Well, sometimes that can work, especially if you are truly out of ideas. But generally you have something to go on: a sense of direction, a sense that HERE isn’t where we want to be and that there is probably a better THERE that we should get to.
The issues is that, if we truly knew how to get from the undesirable HERE to the much coveted THERE, we probably would have done it by now. In complexity work, the first step here is admitting that trying to achieve pre-planned outcomes simply won’t work. Instead we need to go in a direction of travel towards a better place.
There are a couple of key ways to get started here. First, I always have groups spend time describing their current situation. We are looking for the patterns and dynamics that keep the system stuck in a place that isn’t working. Sometimes this can involve sophisticated research and narrative capture and other times it’s a simpler process of observation and pattern detection. Understanding the state of play helps us to discover an important secret, and that is, the inclination of the system to change.
Imagine an organization whose culture is fragmented and siloed with petty conflicts and turf wars over resources. Politics is rampant and some people seem to be at work only to stir the pot and not actually do the work. If you are a leader you might want to try to ay down the law and tell everyone to smarten up and focus on the organization’s mission. That never works. You can’t simply command a culture to change.

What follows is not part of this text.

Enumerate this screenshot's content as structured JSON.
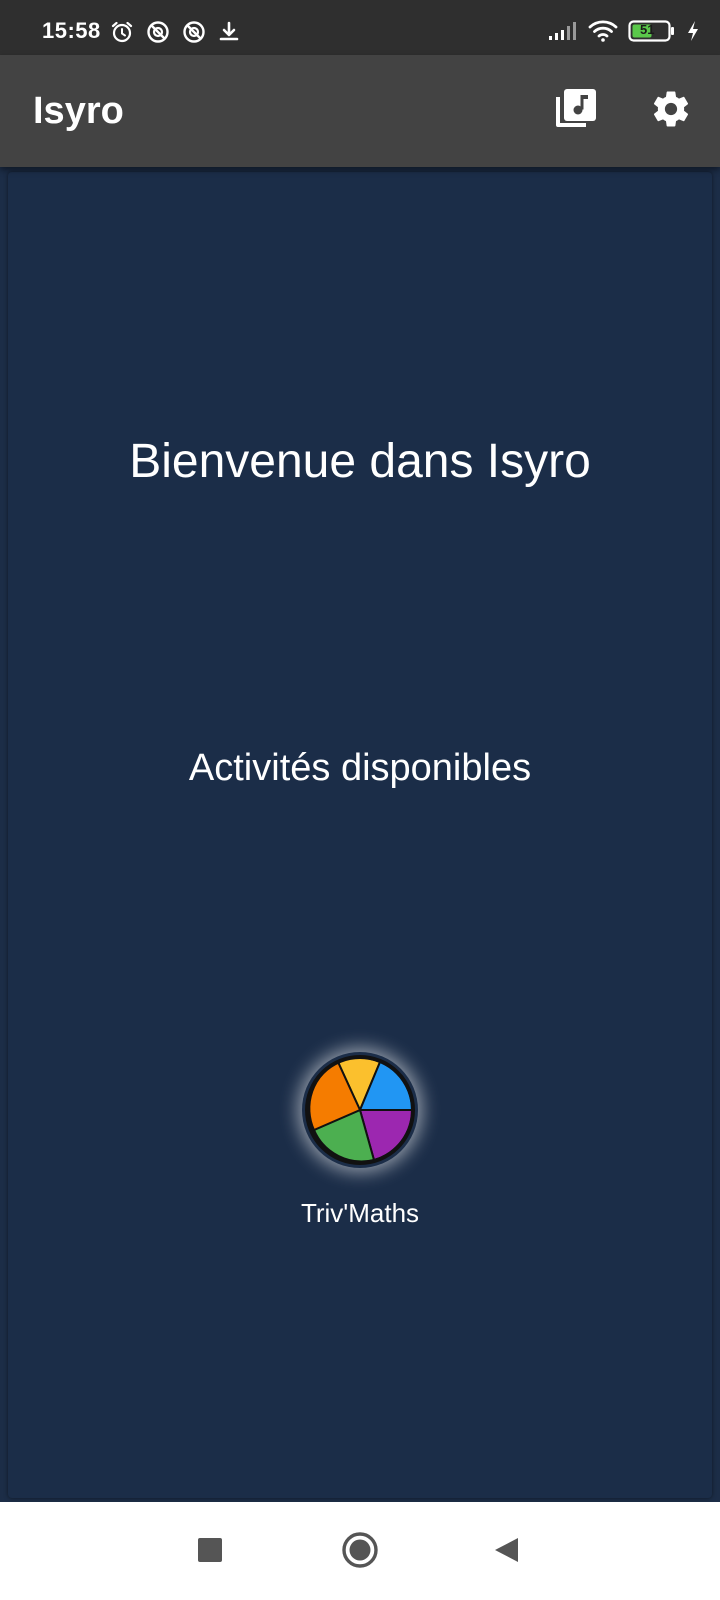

Instead you might convene a group of people to talk about what would be better. And people may say that they want a place that is more collaborative, more connected, and more fun to be at. What you have there is a group of people describing a preferred direction. It’s different from an outcome. It is instead a starting place, a place to orient their inquiry and their work to change things.

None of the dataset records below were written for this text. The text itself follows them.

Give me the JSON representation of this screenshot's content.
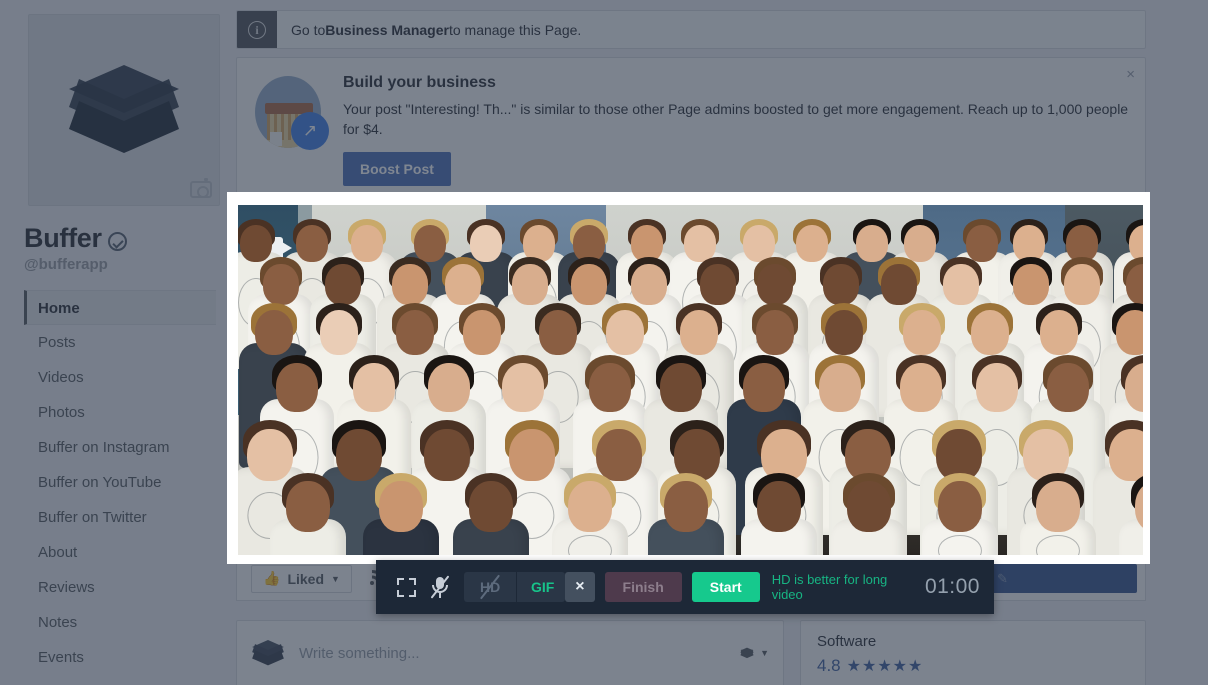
{
  "profile": {
    "name": "Buffer",
    "handle": "@bufferapp",
    "verified_icon": "verified-badge-icon",
    "avatar_icon": "buffer-layers-logo",
    "avatar_camera_icon": "camera-icon"
  },
  "sidebar": {
    "items": [
      {
        "label": "Home",
        "active": true
      },
      {
        "label": "Posts",
        "active": false
      },
      {
        "label": "Videos",
        "active": false
      },
      {
        "label": "Photos",
        "active": false
      },
      {
        "label": "Buffer on Instagram",
        "active": false
      },
      {
        "label": "Buffer on YouTube",
        "active": false
      },
      {
        "label": "Buffer on Twitter",
        "active": false
      },
      {
        "label": "About",
        "active": false
      },
      {
        "label": "Reviews",
        "active": false
      },
      {
        "label": "Notes",
        "active": false
      },
      {
        "label": "Events",
        "active": false
      }
    ]
  },
  "info_bar": {
    "icon": "info-icon",
    "icon_glyph": "i",
    "text_before": "Go to ",
    "link_text": "Business Manager",
    "text_after": " to manage this Page."
  },
  "build_card": {
    "title": "Build your business",
    "description": "Your post \"Interesting! Th...\" is similar to those other Page admins boosted to get more engagement. Reach up to 1,000 people for $4.",
    "button_label": "Boost Post",
    "close_label": "×",
    "illustration_icon": "storefront-icon",
    "badge_icon": "trending-up-arrow-icon"
  },
  "action_row": {
    "liked_label": "Liked",
    "liked_icon": "thumbs-up-icon",
    "liked_caret": "▼",
    "rss_icon": "rss-icon",
    "rss_glyph": "◔",
    "primary_button_icon": "pencil-icon"
  },
  "composer": {
    "placeholder": "Write something...",
    "logo_icon": "buffer-layers-logo",
    "audience_icon": "audience-stack-icon",
    "audience_caret": "▼"
  },
  "software_card": {
    "title": "Software",
    "score": "4.8",
    "stars": "★★★★★",
    "star_count": 5
  },
  "selection": {
    "video_badge_icon": "video-camera-icon",
    "corner_handles": 4
  },
  "rec_toolbar": {
    "crop_icon": "crop-selection-icon",
    "mic_icon": "microphone-muted-icon",
    "hd_label": "HD",
    "hd_icon": "hd-disabled-icon",
    "gif_label": "GIF",
    "close_label": "×",
    "close_icon": "close-icon",
    "finish_label": "Finish",
    "start_label": "Start",
    "hint": "HD is better for long video",
    "timer": "01:00"
  },
  "colors": {
    "accent_green": "#16c98d",
    "facebook_blue": "#4267b2",
    "toolbar_bg": "#1d2837",
    "dim_overlay": "#5a6472",
    "rating_blue": "#365899"
  }
}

One thing you can do is begin by looking for places of positive deviency in the system. Bad as it is, there may well be people that are nevertheless already working in the preferred way, even in small ways. Those stories give you something to experiment with, and they reveal an inclination in the system that might lead to change. Conversely you may find that literally no one is working in this way and that the organization is truly mired in a pattern of deep dysfunction. In this case, the way forward is a radical breaking of the patterns that keep it in place.
Doing both of these things is a wise way to get started. INstead of requiring everyone to work together towards a common goal, you give space to people to work in small and diverse ways to discover how they might nudge the system towards a better THERE.
If you watch a river for a while you will notice that the river flows in both directions at once. Little obstacles in the river, like logs and rocks, create eddies that cause the current to turn back on itself. A living river is full of these back eddies and contradictory currents. Small creatures take refuge there, food and nutrients get trapped there and don’t all wash away to the sea. At the finest granularity of scale, it may even seem that the river is flowing backwards.
And yet the direction of the water i undeniable. It flows down, towards the sea and will always find the low point in its terrain.
That’s how strategic direction looks in complexity. Choose a direction, try multiple things that might work or might not. Contradict each other. Find the places where someone is working against the current and thriving in that little back eddy. Commit to a direction and see what can get you to go that way.
Rivers sit in a topography and changing the landscape is very hard. But changing the culture of a team or and organization can be easier if you work at the level of patterns. Find the patterns that hold behaviours in place and try small things to shift them . See what happens. In organizations you do get the shift the river banks.
It’s more work than making everyone sign your pledge of values, but it’s more meaningful, because the change you get is creative, co-owned and sustainable.